The context is completely escaping me, but I remember blowing someone’s mind when I described someone with special needs as being sort of mean… I might have even using an explitive. Mind you, their meanness had little-to-nothing to do with their special needs (I suppose I might be underestimating this, as I could imagine the daily frustrations the individual met with leading to a certain harshness to their persona, but his meanness manifested in being overly and deliberately mean at times). The person seem bothered by this for two reasons: first, they seemed to believe that ANY negative characteristic of an individual with special needs must be because of their special needs and, thus, is beyond commentary; second, and probably far more bothersome to me, they couldn’t believe that anyone would ever say anything negative about a person with special needs. It was the patronizing… the whole notion of using “kids’ gloves” to deal with adults who are far more abled than disabled. Yet, unfortunately, that is where so much of our broad sentiment lies with people with special needs… too much focus on the “special needs” and not enough on the “people”.

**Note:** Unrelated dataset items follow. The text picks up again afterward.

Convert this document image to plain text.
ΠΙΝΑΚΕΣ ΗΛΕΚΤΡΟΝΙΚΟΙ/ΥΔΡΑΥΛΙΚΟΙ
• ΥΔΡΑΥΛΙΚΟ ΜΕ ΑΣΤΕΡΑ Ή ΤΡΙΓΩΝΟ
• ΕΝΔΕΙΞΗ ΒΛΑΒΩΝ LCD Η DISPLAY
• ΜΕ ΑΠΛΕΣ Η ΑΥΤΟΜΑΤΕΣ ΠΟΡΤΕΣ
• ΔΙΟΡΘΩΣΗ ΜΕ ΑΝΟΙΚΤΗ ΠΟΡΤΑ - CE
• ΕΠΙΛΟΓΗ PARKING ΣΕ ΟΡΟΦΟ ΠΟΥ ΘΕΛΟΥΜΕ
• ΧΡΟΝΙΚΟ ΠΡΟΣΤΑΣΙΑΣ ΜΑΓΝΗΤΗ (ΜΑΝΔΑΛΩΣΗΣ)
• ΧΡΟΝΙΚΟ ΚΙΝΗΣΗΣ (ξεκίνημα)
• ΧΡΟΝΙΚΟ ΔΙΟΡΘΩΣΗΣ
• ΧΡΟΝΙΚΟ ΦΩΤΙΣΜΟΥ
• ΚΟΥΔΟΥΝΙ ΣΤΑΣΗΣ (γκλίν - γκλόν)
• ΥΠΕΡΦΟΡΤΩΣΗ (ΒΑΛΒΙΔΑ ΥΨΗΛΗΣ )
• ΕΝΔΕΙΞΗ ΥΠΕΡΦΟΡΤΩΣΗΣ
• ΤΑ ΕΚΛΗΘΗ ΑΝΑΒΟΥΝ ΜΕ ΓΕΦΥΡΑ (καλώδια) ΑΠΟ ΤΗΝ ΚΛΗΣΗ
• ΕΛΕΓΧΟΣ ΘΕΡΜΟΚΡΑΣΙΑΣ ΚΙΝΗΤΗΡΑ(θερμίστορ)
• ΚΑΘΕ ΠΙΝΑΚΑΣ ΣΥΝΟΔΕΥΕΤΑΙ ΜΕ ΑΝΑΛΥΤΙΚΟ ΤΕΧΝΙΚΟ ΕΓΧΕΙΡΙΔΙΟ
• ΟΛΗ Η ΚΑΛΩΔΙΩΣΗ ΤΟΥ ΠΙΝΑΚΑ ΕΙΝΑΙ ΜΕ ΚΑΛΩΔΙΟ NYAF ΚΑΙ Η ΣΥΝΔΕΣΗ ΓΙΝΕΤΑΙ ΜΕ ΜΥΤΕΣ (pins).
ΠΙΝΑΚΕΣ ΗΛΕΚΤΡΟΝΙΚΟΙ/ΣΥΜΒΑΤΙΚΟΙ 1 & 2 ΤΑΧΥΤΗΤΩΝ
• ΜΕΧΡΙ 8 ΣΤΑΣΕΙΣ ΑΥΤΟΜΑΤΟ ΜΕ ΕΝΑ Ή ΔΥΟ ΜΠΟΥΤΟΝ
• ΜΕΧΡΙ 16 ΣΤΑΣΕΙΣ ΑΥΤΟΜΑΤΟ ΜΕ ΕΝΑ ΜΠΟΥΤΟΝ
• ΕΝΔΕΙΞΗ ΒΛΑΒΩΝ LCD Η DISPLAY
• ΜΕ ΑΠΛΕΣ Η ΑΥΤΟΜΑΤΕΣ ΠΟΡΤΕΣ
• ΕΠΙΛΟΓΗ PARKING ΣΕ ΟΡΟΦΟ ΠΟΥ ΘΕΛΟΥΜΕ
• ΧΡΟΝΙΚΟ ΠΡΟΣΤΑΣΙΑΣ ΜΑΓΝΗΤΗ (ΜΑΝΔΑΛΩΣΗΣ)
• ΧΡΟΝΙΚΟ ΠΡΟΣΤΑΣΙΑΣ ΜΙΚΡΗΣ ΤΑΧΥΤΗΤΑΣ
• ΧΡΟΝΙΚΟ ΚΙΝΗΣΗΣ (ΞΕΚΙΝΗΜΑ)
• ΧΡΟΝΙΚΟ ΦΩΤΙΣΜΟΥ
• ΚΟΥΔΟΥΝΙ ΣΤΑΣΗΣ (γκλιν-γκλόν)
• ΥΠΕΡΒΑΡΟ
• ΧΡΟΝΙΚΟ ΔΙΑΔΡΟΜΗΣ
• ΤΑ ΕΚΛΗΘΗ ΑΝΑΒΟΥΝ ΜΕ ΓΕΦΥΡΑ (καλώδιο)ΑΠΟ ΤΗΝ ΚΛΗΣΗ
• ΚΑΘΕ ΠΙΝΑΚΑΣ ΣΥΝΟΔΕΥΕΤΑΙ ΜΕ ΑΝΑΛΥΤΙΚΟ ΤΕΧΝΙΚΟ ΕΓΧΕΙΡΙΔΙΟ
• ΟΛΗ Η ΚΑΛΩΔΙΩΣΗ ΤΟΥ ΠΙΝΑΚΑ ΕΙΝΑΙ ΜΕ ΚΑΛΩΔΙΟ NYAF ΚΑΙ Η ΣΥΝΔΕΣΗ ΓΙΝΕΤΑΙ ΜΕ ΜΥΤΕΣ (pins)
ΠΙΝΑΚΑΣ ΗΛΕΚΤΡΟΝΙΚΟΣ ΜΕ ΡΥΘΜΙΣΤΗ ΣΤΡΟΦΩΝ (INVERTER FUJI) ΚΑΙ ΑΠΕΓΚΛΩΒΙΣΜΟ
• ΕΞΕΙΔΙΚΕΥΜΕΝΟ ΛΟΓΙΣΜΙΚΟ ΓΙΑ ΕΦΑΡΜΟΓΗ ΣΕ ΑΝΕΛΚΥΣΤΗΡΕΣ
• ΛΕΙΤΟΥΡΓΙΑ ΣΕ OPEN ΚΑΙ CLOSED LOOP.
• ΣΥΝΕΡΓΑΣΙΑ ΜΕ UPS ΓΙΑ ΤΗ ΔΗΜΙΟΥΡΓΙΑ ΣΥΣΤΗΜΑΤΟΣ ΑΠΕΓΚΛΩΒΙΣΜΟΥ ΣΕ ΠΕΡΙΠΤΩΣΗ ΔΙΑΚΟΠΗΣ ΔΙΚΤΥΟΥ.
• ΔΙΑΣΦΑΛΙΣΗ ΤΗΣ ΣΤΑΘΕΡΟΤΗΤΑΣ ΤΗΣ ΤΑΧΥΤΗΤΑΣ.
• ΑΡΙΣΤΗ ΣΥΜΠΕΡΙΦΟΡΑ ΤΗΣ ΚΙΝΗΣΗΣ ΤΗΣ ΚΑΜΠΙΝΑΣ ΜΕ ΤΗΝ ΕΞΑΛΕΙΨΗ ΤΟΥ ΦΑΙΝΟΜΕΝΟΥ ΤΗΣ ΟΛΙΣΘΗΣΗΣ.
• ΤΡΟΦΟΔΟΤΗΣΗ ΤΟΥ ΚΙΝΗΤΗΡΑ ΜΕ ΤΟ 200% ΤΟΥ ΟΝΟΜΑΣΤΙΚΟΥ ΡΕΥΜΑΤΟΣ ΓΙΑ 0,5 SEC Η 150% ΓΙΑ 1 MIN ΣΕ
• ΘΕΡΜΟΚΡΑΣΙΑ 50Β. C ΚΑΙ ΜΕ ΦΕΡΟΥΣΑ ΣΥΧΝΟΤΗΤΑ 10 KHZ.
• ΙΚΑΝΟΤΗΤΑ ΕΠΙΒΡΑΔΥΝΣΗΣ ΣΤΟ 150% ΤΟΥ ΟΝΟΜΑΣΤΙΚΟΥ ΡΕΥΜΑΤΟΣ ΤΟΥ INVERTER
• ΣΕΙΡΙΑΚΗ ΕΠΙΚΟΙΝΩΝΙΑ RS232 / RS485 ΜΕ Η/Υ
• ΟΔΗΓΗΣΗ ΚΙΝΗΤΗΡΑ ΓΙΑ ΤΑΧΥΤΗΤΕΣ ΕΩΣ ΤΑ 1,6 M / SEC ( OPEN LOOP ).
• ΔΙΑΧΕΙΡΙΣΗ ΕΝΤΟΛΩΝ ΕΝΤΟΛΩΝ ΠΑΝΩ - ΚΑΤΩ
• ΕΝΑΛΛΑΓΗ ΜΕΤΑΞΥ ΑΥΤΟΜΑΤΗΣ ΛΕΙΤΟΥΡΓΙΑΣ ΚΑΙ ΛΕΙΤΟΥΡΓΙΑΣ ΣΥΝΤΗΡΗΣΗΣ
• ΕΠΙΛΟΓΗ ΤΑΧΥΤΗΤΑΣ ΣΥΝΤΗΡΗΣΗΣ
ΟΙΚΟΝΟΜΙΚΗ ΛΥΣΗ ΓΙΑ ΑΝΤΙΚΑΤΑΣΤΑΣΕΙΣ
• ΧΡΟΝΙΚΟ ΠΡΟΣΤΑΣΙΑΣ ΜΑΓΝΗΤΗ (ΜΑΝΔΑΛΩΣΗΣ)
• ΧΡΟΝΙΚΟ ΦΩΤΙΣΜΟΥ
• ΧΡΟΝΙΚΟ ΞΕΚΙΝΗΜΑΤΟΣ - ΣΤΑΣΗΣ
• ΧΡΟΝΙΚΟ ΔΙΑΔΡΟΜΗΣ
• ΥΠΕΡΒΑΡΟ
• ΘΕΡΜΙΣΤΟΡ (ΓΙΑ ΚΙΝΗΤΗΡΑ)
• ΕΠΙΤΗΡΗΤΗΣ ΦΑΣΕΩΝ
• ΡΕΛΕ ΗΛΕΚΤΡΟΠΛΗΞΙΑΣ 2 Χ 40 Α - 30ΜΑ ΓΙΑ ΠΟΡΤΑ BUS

Totally agree about the typical kids, too. I see that a lot with moms on play dates.
And, yes! Once we can get pissed off at or not like someone with I/DD, we’ve made progress!
Heh… I can see it now… “The more often you call someone with I/DD, the better a friend to that community you are!” I see absolutely NO potential for that going wrong… :-p
(BTW, “I/DD” preferred to “special needs”? My hunch is that the former is a subset of the latter, but I will confess to often being a step behind.)
> I see absolutely NO potential for that going wrong… :-p
Heee! I was just about to type that I just want to be able to say that my kid can be a pain in the ass sometimes, and I looked over and he had snuck around the table and was playing with a power cord. I rest my case.
I’m totally the wrong person to ask, since I still sometimes use “mental retardation” (descriptively, not pejoratively!). But I take it that you’re right, that “special needs” is more inclusive than I/DD (so high functioning autism could fit in). I/DD is what mental retardation used to be, but can be split into intellectual and developmental (although I haven’t seen the split in practice). Parents/caregivers still seem to say mild/moderate/severe/profound, but I gather professionals don’t (they usually talk about degree of needs or care).
Similarly, many would refer to their deceased loved ones with, “He’s in heaven now.”
No matter how religious they might be, none of them want to be the one with their loved one roasting in hell.
There’s a very minor-key version of this about mixed-race kids; whenever I mention that my wife is Korean, the invariable reaction is “Oh, your kids must be gorgeous.” They are, of course, but that’s not why.